California Employers Need Only “Provide” not “Ensure” Meal and Rest Breaks
In 2008 the California Court of Appeals issued its decision in one of the most important areas of human resources management both for California employers and employees. In Brinker v. Superior Court the Court analyzed what California Labor Code § 512 means when it requires an employer to “provide” meal and rest periods for non-exempt employees.
Brinker operates and manages about 140 restaurants and has thousands of employees. The California Division of Labor Standards Enforcement investigated the corporation’s compensation practices and filed suit alleging various violations. Brinker paid $10 million to settle the DLSE lawsuit and agreed to a court-ordered injunction to ensure its compliance with California meal period and rest break laws.
Thereafter several employees filed a separate lawsuit against Brinker piggybacking their claims on the DLSE lawsuit seeking millions of dollars in damages and asking for class-action certification of their claims. The case went from the trial court all the way to the California Supreme Court and back to the Court of Appeals which analyzed Labor Code § 512 and the related Industrial Wage Commission Order No. 5.
For many years regulators and courts took the position that the term “provide” means that employers actually have to require employees to take their mandatory meal periods or be liable to the employee for one extra hour of pay. Thus employers had to police these breaks through time clock punch-out / punch-in procedures or through other means (e.g. “Meal Compliance Log”) of monitoring compliance.

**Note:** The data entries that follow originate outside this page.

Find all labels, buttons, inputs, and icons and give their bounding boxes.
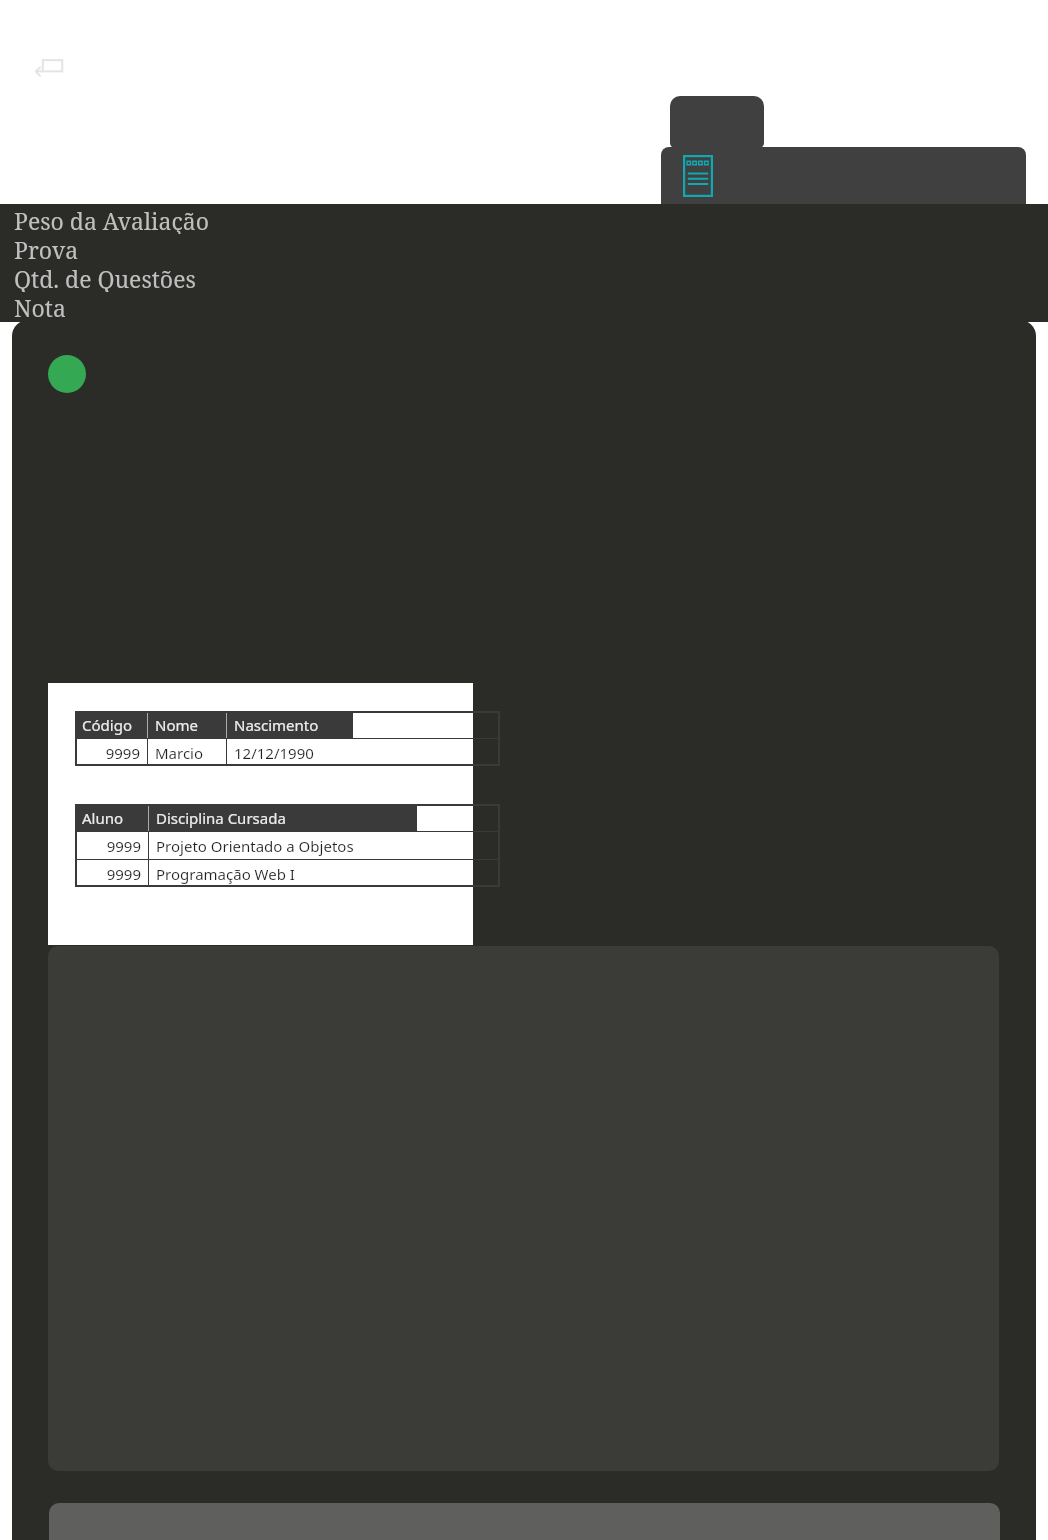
staticText: Peso da Avaliação: [14, 205, 209, 234]
button[interactable]: Prova: [14, 234, 79, 263]
staticText: Nascimento: [234, 715, 319, 735]
staticText: Aluno: [82, 808, 124, 828]
button[interactable]: Document list: [683, 155, 713, 197]
button[interactable]: Qtd. de Questões: [14, 263, 196, 292]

Contrary to this long-standing interpretation the Court agreed with Brinker’s position that “while employers cannot impede, discourage or dissuade employees from taking meal periods, they need only provide them and not ‘ensure’ they are taken.”
The Court went on to say that “public policy does not support the notion that meal breaks must be ensured. If this were the case, employers would be forced to police their employees and force them to take meal breaks. With thousands of employees working multiple shifts, this would be an impossible task. If they were unable to do so, employers would have to pay and extra hour of pay any time an employee voluntarily chose not to take a meal period, or to take a shortened one.”
This is the first time that a California Court has published a decision interpreting the meaning of the word “provide” in California Labor Code § 512. Based upon this decision, it would we worthwhile to review your current practices regarding meal breaks and rest periods and make sure that any modifications you contemplate comply with the law.